Я принужден идти на самый возмутительный конфликт.

– Извините меня, но я не подчиняюсь вашему распоряжению.

– Да?

– Да. Как раз потому, что это слишком жестоко по отношению к малышам.

– В таком случае, я сама распоряжусь.

Кое-как скрывая улыбку, я говорю:

– Пожалуйста.

Она подходит вплотную к нашему левому флангу:

– Дети!.. Вот эти!.. Сейчас же идите домой!.. Вы устали, наверное…

Ее ласковый голос никого не обманывает. «Малыши» смотрят на нее с недоумением. Кто-то говорит:

– Как же домой? Не-е…

– И в цирк вы не пойдете… Будет поздно…

«Малыши» смеются. Зорень играет глазами, как на танцевальном вечере:

– Ой, и хитрая, смотри ты… Антон Семенович, вы смотрите, какая хитрая!

Неловко мне вступать в спор с Зоренем и убеждать его, что как раз хитрости у этой женщины никогда не было.

Ваня Зайченко одному ему свойственным движением торжественно протягивает руку по направлению к знамени:

– Вы не так говорите… В строю не так надо говорить… Надо так: раз, два… Видите, у нас строй и знамя… Видите?

Она смотрит с сожалением на этих окончательно заказарменных детей и уходит.

Такие столкновения не имели, конечно, никаких горестных результатов для текущего дела, но они оставляли меня в невыносимом организационном одиночестве, в котором человек работать не может. Я так привык к этому одиночеству, что каждый новый случай встречал с угрюмой готовностью, мне не хотелось даже вступать в спор и кому-либо что-то доказывать, а если и огрызался иногда, то, честное слово, из одной вежливости, ибо нельзя же с начальством просто не разговаривать[255].

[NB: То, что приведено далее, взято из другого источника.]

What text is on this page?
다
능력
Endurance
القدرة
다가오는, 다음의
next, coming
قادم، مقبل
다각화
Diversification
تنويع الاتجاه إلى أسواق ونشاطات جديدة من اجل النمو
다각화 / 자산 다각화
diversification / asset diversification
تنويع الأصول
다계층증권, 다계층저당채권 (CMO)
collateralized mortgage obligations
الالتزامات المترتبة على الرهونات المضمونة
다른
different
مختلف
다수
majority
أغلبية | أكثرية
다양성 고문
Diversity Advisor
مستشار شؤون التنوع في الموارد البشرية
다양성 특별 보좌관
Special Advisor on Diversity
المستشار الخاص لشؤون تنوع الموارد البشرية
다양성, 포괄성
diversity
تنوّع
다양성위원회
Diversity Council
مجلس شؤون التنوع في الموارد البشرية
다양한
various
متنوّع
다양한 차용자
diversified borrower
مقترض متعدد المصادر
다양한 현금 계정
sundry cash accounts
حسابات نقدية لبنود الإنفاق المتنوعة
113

В октябре случилось несчастье с Аркадием Ужиковым, которое положило между мной и «ими» последнюю, непроходимую пропасть.

На выходной день приехали к нам погостить рабфаковцы. Мы устроили для них спальню в одной из классных комнат, а днем организовали гулянье в лесу. Пока ребята развлекались, Ужиков проник в их комнату и утащил портфель, в котором рабфаковцы сложили только что полученную стипендию.

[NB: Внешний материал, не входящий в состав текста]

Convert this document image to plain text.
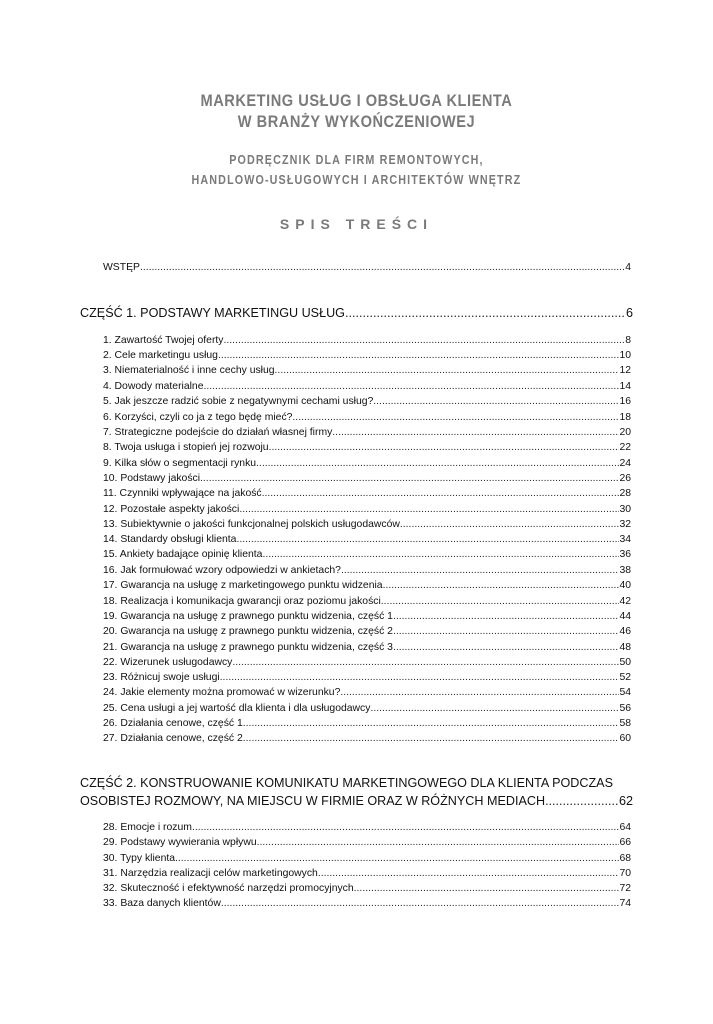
MARKETING USŁUG I OBSŁUGA KLIENTA
W BRANŻY WYKOŃCZENIOWEJ
PODRĘCZNIK DLA FIRM REMONTOWYCH,
HANDLOWO-USŁUGOWYCH I ARCHITEKTÓW WNĘTRZ
SPIS TREŚCI
WSTĘP .....	4
CZĘŚĆ 1. PODSTAWY MARKETINGU USŁUG .....	6
1. Zawartość Twojej oferty .....	8
2. Cele marketingu usług .....	10
3. Niematerialność i inne cechy usług .....	12
4. Dowody materialne .....	14
5. Jak jeszcze radzić sobie z negatywnymi cechami usług? .....	16
6. Korzyści, czyli co ja z tego będę mieć? .....	18
7. Strategiczne podejście do działań własnej firmy .....	20
8. Twoja usługa i stopień jej rozwoju .....	22
9. Kilka słów o segmentacji rynku .....	24
10. Podstawy jakości .....	26
11. Czynniki wpływające na jakość .....	28
12. Pozostałe aspekty jakości .....	30
13. Subiektywnie o jakości funkcjonalnej polskich usługodawców .....	32
14. Standardy obsługi klienta .....	34
15. Ankiety badające opinię klienta .....	36
16. Jak formułować wzory odpowiedzi w ankietach? .....	38
17. Gwarancja na usługę z marketingowego punktu widzenia .....	40
18. Realizacja i komunikacja gwarancji oraz poziomu jakości .....	42
19. Gwarancja na usługę z prawnego punktu widzenia, część 1 .....	44
20. Gwarancja na usługę z prawnego punktu widzenia, część 2 .....	46
21. Gwarancja na usługę z prawnego punktu widzenia, część 3 .....	48
22. Wizerunek usługodawcy .....	50
23. Różnicuj swoje usługi .....	52
24. Jakie elementy można promować w wizerunku? .....	54
25. Cena usługi a jej wartość dla klienta i dla usługodawcy .....	56
26. Działania cenowe, część 1 .....	58
27. Działania cenowe, część 2 .....	60
CZĘŚĆ 2. KONSTRUOWANIE KOMUNIKATU MARKETINGOWEGO DLA KLIENTA PODCZAS
OSOBISTEJ ROZMOWY, NA MIEJSCU W FIRMIE ORAZ W RÓŻNYCH MEDIACH .....	62
28. Emocje i rozum .....	64
29. Podstawy wywierania wpływu .....	66
30. Typy klienta .....	68
31. Narzędzia realizacji celów marketingowych .....	70
32. Skuteczność i efektywność narzędzi promocyjnych .....	72
33. Baza danych klientów .....	74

Колонисты любили рабфаковцев, как только могут любить младшие братья старших, и нам всем было нестерпимо стыдно, что их так мерзко обидели. До поры до времени похититель оставался неизвестным, а для меня это обстоятельство было самым важным. Кража в тесном коллективе не потому ужасна, что пропадает вещь, и не потому, что один бывает обижен, и не потому, что другой продолжает воровской опыт и укрепляется в нем, а главным образом потому, что она разрушает общий тон благополучия, уничтожает доверие товарищей друг к другу, вызывает к жизни рост самых несимпатичных инстинктов подозрительности, беспокойства за личные вещи, осторожный, притаившийся эгоизм. Если виновник кражи не разыскан, коллектив раскалывается сразу в нескольких направлениях: по спальням ходят шепоты, в секретных беседах называют имена подозреваемых, а так как секреты всегда делаются общим достоянием, целые десятки характеров подвергаются самому тяжелому испытанию, и как раз таких характеров, которые хочется беречь, которые и так еле-еле налажены. Пусть через несколько дней вор будет найден, путь он понесет заслуженное возмездие, – все равно это не залечит ран, не уничтожит обиды, не вернет многим прежнего покойного места в коллективе. В такой, казалось бы, одинокой краже всегда лежит начало печальнейших затяжных процессов вражды, озлобленностей, уединенности и настоящей мизантропии. Кража принадлежит к тем многочисленным явлениям в коллективе, которые являются носителями невероятно могучих влияний, но в которых нет субъекта влияния, в которых больше химических реакций, чем зловредной воли.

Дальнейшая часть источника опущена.